Yes, you can say that Zionism has not made the world a totally safe place for Jews. Yes, you can remember that most Jews have not made aliyah to the land, but thank goodness that Diaspora Jewry, especially in North America, is proactive in the protection of the state.

There have been, and remain, significant issues.  Israel remains mired in a human rights crucible exacerbated by the now fifty-year occupation of the West Bank.  The fact that the situation was created by the combined invasion of five Arab armies in June, 1967 no longer exonerates the Jewish State from responsibility to the innocent Palestinian children living in the region.  They want books, not blockades.  They require milk, not military.  Israel has been so exceptionally innovative in so many areas—where is that inventive spirit in this painful matter?

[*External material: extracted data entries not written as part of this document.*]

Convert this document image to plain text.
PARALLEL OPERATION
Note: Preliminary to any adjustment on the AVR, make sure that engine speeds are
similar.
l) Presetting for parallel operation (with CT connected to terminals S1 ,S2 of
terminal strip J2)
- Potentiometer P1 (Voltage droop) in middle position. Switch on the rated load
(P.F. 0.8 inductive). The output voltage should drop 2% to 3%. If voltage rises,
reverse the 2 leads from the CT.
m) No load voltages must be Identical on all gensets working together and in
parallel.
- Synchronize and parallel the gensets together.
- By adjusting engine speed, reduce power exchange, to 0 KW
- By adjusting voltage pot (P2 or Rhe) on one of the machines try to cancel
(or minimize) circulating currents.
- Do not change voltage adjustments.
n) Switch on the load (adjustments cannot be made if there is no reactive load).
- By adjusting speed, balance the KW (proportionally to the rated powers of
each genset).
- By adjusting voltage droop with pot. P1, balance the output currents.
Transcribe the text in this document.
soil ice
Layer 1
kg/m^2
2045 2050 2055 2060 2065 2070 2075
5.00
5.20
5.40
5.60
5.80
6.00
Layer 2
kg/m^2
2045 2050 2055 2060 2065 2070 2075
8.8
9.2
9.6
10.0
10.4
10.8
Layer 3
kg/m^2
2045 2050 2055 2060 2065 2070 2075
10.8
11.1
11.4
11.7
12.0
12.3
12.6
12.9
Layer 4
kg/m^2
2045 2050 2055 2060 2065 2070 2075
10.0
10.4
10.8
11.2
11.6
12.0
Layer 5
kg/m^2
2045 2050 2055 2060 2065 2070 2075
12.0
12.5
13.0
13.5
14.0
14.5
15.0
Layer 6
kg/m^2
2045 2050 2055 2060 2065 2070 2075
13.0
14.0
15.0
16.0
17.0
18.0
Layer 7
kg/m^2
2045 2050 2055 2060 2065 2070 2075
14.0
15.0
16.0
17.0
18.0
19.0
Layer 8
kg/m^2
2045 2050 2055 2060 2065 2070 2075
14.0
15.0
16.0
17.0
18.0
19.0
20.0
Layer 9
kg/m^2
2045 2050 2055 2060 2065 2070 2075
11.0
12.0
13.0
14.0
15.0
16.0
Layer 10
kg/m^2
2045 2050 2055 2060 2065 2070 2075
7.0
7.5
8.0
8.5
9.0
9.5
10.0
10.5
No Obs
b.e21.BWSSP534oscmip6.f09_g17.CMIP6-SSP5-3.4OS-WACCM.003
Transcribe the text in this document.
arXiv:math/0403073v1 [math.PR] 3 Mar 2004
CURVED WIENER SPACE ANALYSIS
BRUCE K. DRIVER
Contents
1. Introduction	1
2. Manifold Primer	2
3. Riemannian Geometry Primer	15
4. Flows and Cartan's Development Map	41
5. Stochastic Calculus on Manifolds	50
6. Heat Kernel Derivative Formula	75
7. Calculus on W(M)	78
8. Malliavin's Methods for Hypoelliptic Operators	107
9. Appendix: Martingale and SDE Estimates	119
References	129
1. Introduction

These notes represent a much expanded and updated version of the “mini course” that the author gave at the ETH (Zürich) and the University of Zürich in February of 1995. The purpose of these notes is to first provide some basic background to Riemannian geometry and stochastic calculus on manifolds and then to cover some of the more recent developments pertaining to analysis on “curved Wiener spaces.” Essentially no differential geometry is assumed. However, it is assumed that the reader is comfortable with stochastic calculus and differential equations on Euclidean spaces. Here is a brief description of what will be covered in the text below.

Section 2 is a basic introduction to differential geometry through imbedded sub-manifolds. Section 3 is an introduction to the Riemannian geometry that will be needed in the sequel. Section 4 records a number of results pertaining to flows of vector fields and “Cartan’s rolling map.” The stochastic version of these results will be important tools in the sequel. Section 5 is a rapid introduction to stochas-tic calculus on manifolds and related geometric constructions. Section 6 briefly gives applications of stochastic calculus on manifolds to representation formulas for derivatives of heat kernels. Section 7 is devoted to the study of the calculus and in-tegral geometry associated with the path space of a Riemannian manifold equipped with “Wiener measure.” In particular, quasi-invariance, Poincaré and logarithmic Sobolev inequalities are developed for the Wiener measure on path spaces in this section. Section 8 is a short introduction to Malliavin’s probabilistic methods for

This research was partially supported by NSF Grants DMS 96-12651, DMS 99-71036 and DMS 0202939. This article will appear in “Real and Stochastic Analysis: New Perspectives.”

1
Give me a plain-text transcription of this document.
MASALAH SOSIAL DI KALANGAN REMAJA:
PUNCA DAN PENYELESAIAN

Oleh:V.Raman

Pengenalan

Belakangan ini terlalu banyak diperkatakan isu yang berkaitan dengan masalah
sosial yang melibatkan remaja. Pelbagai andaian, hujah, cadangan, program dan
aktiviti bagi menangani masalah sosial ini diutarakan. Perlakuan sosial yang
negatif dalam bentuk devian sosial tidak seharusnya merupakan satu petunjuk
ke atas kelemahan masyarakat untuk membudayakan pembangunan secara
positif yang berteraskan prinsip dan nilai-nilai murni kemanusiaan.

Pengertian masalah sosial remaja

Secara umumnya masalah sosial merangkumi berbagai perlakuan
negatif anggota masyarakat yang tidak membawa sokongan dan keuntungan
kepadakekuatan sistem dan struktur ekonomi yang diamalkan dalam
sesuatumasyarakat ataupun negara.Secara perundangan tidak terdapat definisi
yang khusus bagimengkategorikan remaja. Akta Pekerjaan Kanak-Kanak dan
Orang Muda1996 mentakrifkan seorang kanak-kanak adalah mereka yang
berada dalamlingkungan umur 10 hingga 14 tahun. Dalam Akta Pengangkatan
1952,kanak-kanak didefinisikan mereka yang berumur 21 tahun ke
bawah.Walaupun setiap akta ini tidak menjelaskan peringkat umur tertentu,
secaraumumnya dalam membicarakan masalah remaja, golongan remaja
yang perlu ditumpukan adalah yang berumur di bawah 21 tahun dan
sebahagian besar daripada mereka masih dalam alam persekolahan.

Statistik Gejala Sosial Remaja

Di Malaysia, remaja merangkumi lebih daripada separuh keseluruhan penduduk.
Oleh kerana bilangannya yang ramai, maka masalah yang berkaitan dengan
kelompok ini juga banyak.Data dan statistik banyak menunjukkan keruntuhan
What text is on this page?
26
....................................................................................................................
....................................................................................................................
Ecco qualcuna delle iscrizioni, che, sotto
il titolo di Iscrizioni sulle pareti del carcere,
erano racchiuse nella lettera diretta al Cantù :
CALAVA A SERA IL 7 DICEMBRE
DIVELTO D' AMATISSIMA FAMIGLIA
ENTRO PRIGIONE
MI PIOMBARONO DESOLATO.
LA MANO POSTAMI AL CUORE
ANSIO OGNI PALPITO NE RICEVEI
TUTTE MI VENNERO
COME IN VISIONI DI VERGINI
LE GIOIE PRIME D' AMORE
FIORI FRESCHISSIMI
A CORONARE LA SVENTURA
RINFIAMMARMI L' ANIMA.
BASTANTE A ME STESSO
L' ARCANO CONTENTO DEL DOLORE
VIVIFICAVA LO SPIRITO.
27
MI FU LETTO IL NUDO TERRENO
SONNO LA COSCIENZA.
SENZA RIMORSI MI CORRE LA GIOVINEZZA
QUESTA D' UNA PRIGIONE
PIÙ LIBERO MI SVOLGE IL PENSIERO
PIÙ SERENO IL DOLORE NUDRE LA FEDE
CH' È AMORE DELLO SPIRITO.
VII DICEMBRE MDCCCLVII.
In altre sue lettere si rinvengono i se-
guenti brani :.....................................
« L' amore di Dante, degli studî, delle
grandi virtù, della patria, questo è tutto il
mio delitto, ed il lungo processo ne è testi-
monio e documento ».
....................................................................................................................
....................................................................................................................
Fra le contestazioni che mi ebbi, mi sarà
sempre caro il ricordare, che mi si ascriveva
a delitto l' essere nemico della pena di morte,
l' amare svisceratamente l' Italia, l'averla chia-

You can bemoan the fact that more than half a million Israelis now live outside of Israel, that Los Angeles is the fourth largest Israeli city by population in the world today, and that the Hebrew language is now actually spoken by more Arabs than by Jewish-Americans.

And yet: who are we without Zionism, even if Zionism is not exactly what it originally was?

Israel is the modern realization of the melodies of David’s harp, the military songs of Deborah, the love lyrics of Solomon. The fact that its founding movement, now well over a hundred years old, born of pain, chutzpah, and a million eucalyptus trees, has reinvented itself time and again, is a tribute to its endurance and glory.

The Romans were supposedly an eternal dominion. The sun never set, they said, on the British Empire. The Third Reich was to last a thousand years. All three of these powers have, at one time or another, subjugated the Jews. Zionism, that special expression of Jewish life that has turned the Psalms into action, has succeeded.

It says to every Jew: we’re still here.  And it speaks to everyone else: know the history before you judge the present.